Lo squalo, liberatosi dalla fune che lo teneva unito al gran canotto, si era subito inabissato.

— È perduto! — gridò Josè.

— Che il diavolo se lo porti — disse Michele coi denti stretti. — Non abbiamo fortuna noi.

— Ma c'è l'altro pescecane! — esclamò Josè.

— Ma non abbiamo altri ancorotti — disse don Pablo.

— Capitano, — disse Michele, — io non ho paura dei pescicani.

— Che volete dire?

— Ci sono degli africani che non temono di affrontare con un coltello simili mostri. Perché non potrà fare altrettanto un genovese? Bisogna tentare tutto, don Pablo; ci va di mezzo la nostra salvezza.

— Ma volete esporvi voi...

— Sono un buon nuotatore, capitano, e del coraggio credo di averne. Dammi la tua navaja, Josè.

— Posso tentarlo anch'io il colpo — disse il lupo di mare. — Son vecchio, ma le braccia sono ancora robuste.

— Né l'uno, né l'altro — disse don Pablo. — Che la sorte decida.

Tagliò tre fili, due eguali e uno più corto, li chiuse nel suo pugno e li presentò ai compagni.

Michele né strappò uno. Subito mandò un grido di trionfo.

— Il filo più corto — gridò. — Il pescecane è mio.

Si spogliò rapidamente, si cinse i fianchi con una fascia e in questa cacciò una lunga e solida navaja spagnola, colla quale contava di squarciare il ventre allo squalo.

— Sono pronto — disse, quand'ebbe terminato.

— Michele, — disse il capitano con voce commossa, — non avete proprio paura?

— No, don Pablo.

— Abbracciamoci, amico.

L'intrepido tenente si gettò fra le braccia del capitano, poi in quelle di Josè.

— Coraggio, signore — disse il vecchio lupo di mare.

— Non temere, mio buon Josè. Oggi faremo un copioso pasto.

— Prepariamo i fucili noi — disse il capitano. — E voi, Michele, tenetevi presso il canotto affinchè possiamo, in caso di pericolo, portarvi soccorso.

— Non mi scosterò, don Pablo. Avanti!

Alzò le mani e si precipitò in acqua. Subito il pescecane, avvisato dal suo delicatissimo odorato, della presenza di una buona preda, alzò la testa e aprì la sua enorme bocca.

— Vi ha sentito — disse don Pablo, che era diventato pallido.

— Tanto meglio — rispose Michele con voce ferma. — La cosa sarà più spiccia.

— Avete paura?

— No, don Pablo.

— Ecco lo squalo! — gridò Josè. — State in guardia, tenente.

Il pescecane, che trovavasi allora a una gomena dal gran canotto, aveva fatto un balzo innanzi. Michele, che lo teneva d'occhio, si mise fra i denti la navaja e si diede a nuotare vigorosamente descrivendo un cerchio assai allargato.

— Attento, Josè — disse don Pablo. — Il fucile in mano!

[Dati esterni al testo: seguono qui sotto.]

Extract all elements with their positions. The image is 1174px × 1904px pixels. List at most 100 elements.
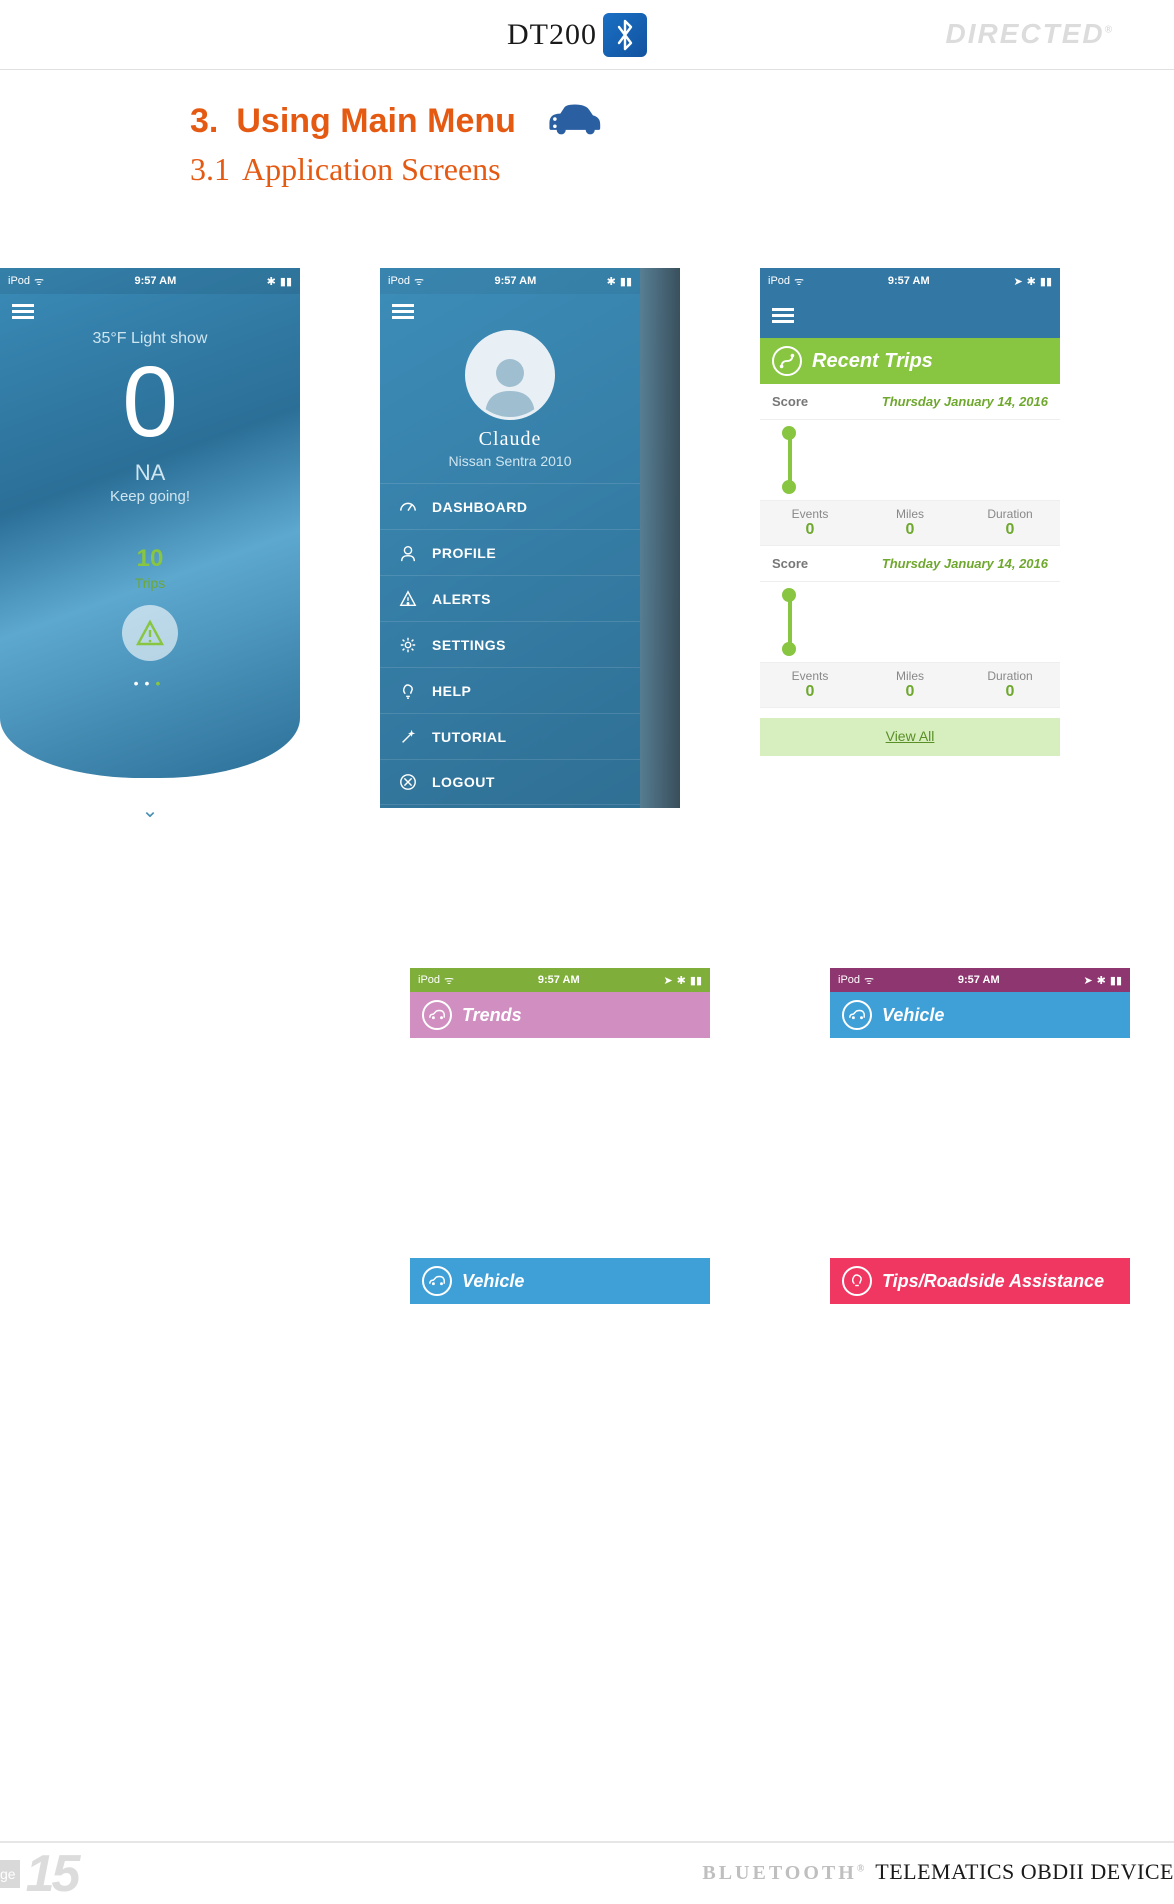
trends-header[interactable]: Trends <box>410 992 710 1038</box>
vehicle-header[interactable]: Vehicle <box>410 1258 710 1304</box>
status-time: 9:57 AM <box>888 275 930 287</box>
trip-stats: Events0 Miles0 Duration0 <box>760 662 1060 708</box>
bluetooth-small-icon: ✱ <box>1027 275 1036 288</box>
trips-count: 10 <box>0 545 300 573</box>
status-device: iPod ᯤ <box>388 274 424 289</box>
car-circle-icon <box>842 1000 872 1030</box>
trip-stats: Events0 Miles0 Duration0 <box>760 500 1060 546</box>
hamburger-icon[interactable] <box>392 304 414 320</box>
stat-duration: Duration0 <box>960 501 1060 545</box>
top-bar <box>760 294 1060 338</box>
menu-item-help[interactable]: HELP <box>380 667 640 713</box>
gauge-icon <box>398 498 418 516</box>
dashboard-screen: iPod ᯤ 9:57 AM ✱ ▮▮ 35°F Light show 0 NA… <box>0 268 300 828</box>
page-footer: ge 15 BLUETOOTH® TELEMATICS OBDII DEVICE <box>0 1841 1174 1901</box>
user-icon <box>398 544 418 562</box>
status-time: 9:57 AM <box>494 275 536 287</box>
vehicle-bottom-banner: Vehicle <box>410 1258 710 1304</box>
stat-miles: Miles0 <box>860 663 960 707</box>
avatar[interactable] <box>465 330 555 420</box>
trip-date: Thursday January 14, 2016 <box>882 556 1048 571</box>
menu-item-tutorial[interactable]: TUTORIAL <box>380 713 640 759</box>
battery-icon: ▮▮ <box>620 275 632 288</box>
document-page: DT200 DIRECTED® 3. Using Main Menu 3.1 A… <box>0 0 1174 1901</box>
user-vehicle: Nissan Sentra 2010 <box>380 453 640 469</box>
status-bar: iPod ᯤ 9:57 AM ✱ ▮▮ <box>0 268 300 294</box>
page-dots[interactable]: ••• <box>0 675 300 691</box>
status-device: iPod ᯤ <box>768 274 804 289</box>
menu-label: DASHBOARD <box>432 499 528 515</box>
gear-icon <box>398 636 418 654</box>
top-header: DT200 DIRECTED® <box>0 0 1174 70</box>
trip-header[interactable]: Score Thursday January 14, 2016 <box>760 546 1060 582</box>
battery-icon: ▮▮ <box>1040 275 1052 288</box>
menu-item-alerts[interactable]: ALERTS <box>380 575 640 621</box>
menu-label: ALERTS <box>432 591 491 607</box>
menu-item-settings[interactable]: SETTINGS <box>380 621 640 667</box>
vehicle-header[interactable]: Vehicle <box>830 992 1130 1038</box>
hamburger-icon[interactable] <box>12 304 34 320</box>
tips-label: Tips/Roadside Assistance <box>882 1271 1104 1292</box>
drawer: iPod ᯤ 9:57 AM ✱ ▮▮ Claude Nissan Sentra… <box>380 268 640 808</box>
wifi-icon: ᯤ <box>794 274 804 289</box>
bluetooth-small-icon: ✱ <box>677 974 686 987</box>
section-number: 3. <box>190 102 218 141</box>
menu-label: TUTORIAL <box>432 729 507 745</box>
bluetooth-small-icon: ✱ <box>267 275 276 288</box>
wand-icon <box>398 728 418 746</box>
content-area: 3. Using Main Menu 3.1 Application Scree… <box>0 70 1174 1304</box>
footer-left: ge 15 <box>0 1847 77 1901</box>
recent-trips-screen: iPod ᯤ 9:57 AM ➤ ✱ ▮▮ Recent Trips Score… <box>760 268 1060 808</box>
chevron-down-icon[interactable]: ⌄ <box>0 798 300 823</box>
vehicle-label: Vehicle <box>882 1005 944 1026</box>
menu-label: LOGOUT <box>432 774 495 790</box>
car-circle-icon <box>422 1266 452 1296</box>
vehicle-label: Vehicle <box>462 1271 524 1292</box>
score-number: 0 <box>0 352 300 452</box>
trip-date: Thursday January 14, 2016 <box>882 394 1048 409</box>
screens-row: iPod ᯤ 9:57 AM ✱ ▮▮ 35°F Light show 0 NA… <box>0 268 1174 828</box>
alert-button[interactable] <box>122 605 178 661</box>
trends-label: Trends <box>462 1005 522 1026</box>
trends-banner: iPod ᯤ 9:57 AM ➤ ✱ ▮▮ Trends <box>410 968 710 1038</box>
menu-item-dashboard[interactable]: DASHBOARD <box>380 483 640 529</box>
bulb-icon <box>398 682 418 700</box>
alert-icon <box>398 590 418 608</box>
vehicle-top-banner: iPod ᯤ 9:57 AM ➤ ✱ ▮▮ Vehicle <box>830 968 1130 1038</box>
status-device: iPod ᯤ <box>8 274 44 289</box>
menu-item-logout[interactable]: LOGOUT <box>380 759 640 805</box>
status-time: 9:57 AM <box>134 275 176 287</box>
bluetooth-small-icon: ✱ <box>607 275 616 288</box>
logout-icon <box>398 773 418 791</box>
tips-header[interactable]: Tips/Roadside Assistance <box>830 1258 1130 1304</box>
wifi-icon: ᯤ <box>864 973 874 988</box>
banners-grid: iPod ᯤ 9:57 AM ➤ ✱ ▮▮ Trends iPod ᯤ 9:57… <box>410 968 1174 1304</box>
wifi-icon: ᯤ <box>414 274 424 289</box>
menu-item-profile[interactable]: PROFILE <box>380 529 640 575</box>
status-right: ✱ ▮▮ <box>607 275 632 288</box>
user-name: Claude <box>380 428 640 451</box>
bluetooth-small-icon: ✱ <box>1097 974 1106 987</box>
route-icon <box>772 346 802 376</box>
stat-duration: Duration0 <box>960 663 1060 707</box>
bluetooth-icon <box>603 13 647 57</box>
keep-going-text: Keep going! <box>0 488 300 505</box>
location-small-icon: ➤ <box>1013 275 1022 288</box>
stat-events: Events0 <box>760 663 860 707</box>
trip-chart <box>760 420 1060 500</box>
drawer-shadow <box>640 268 680 808</box>
menu-label: SETTINGS <box>432 637 506 653</box>
brand-logo: DIRECTED® <box>946 18 1115 50</box>
brand-name: DIRECTED® <box>946 18 1115 49</box>
footer-right: BLUETOOTH® TELEMATICS OBDII DEVICE <box>702 1859 1174 1885</box>
location-small-icon: ➤ <box>1083 974 1092 987</box>
page-label-cut: ge <box>0 1860 20 1888</box>
battery-icon: ▮▮ <box>690 974 702 987</box>
view-all-button[interactable]: View All <box>760 718 1060 756</box>
bulb-circle-icon <box>842 1266 872 1296</box>
trip-header[interactable]: Score Thursday January 14, 2016 <box>760 384 1060 420</box>
hamburger-icon[interactable] <box>772 308 794 324</box>
stat-miles: Miles0 <box>860 501 960 545</box>
battery-icon: ▮▮ <box>1110 974 1122 987</box>
na-text: NA <box>0 460 300 486</box>
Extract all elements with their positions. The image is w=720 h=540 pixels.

Lo squalo si avvicinava con rapidità fulminea. In pochi istanti fu presso a Michele. Faceva paura; aveva la bocca aperta e i suoi occhi mandavano lampi.

— Michele! — gridò don Pablo.

— Silenzio, capitano — disse l'intrepido genovese, che si era arrestato e che aveva impugnata la navaja.

D'improvviso il pescecane fece un balzo contro la preda e si rovesciò sul ventre per mozzarla in due. Michele attendeva quella mossa; pronto come il lampo si gettò da un lato, immerse la navaja nel ventre del mostro e con un colpo vigoroso glielo squarciò orribilmente. Subito rimbombarono due fucilate seguite dalle grida:

— A bordo, Michele! A bordo!

Il tenente con quattro vigorose bracciate raggiunse il gran canotto. Don Pablo lo tirò a bordo.

— Bravo Michele — gridò, abbracciandolo.

— Il pranzo è assicurato — rispose il coraggioso genovese, ridendo.

Il mostro intanto, colpito mortalmente, dibattevasi furiosamente fra le acque arrossate dal suo sangue. Balzava innanzi e indietro, si tuffava e tornava a galla, agitava terribilmente la coda, mandava sordi brontolìi, digrignava i denti.

Ma la sua agonia fu breve. Dopo dieci minuti galleggiava immoto sulle acque insanguinate.

Josè e don Pablo spinsero il gran canotto verso l'enorme preda e la legarono saldamente al tribordo.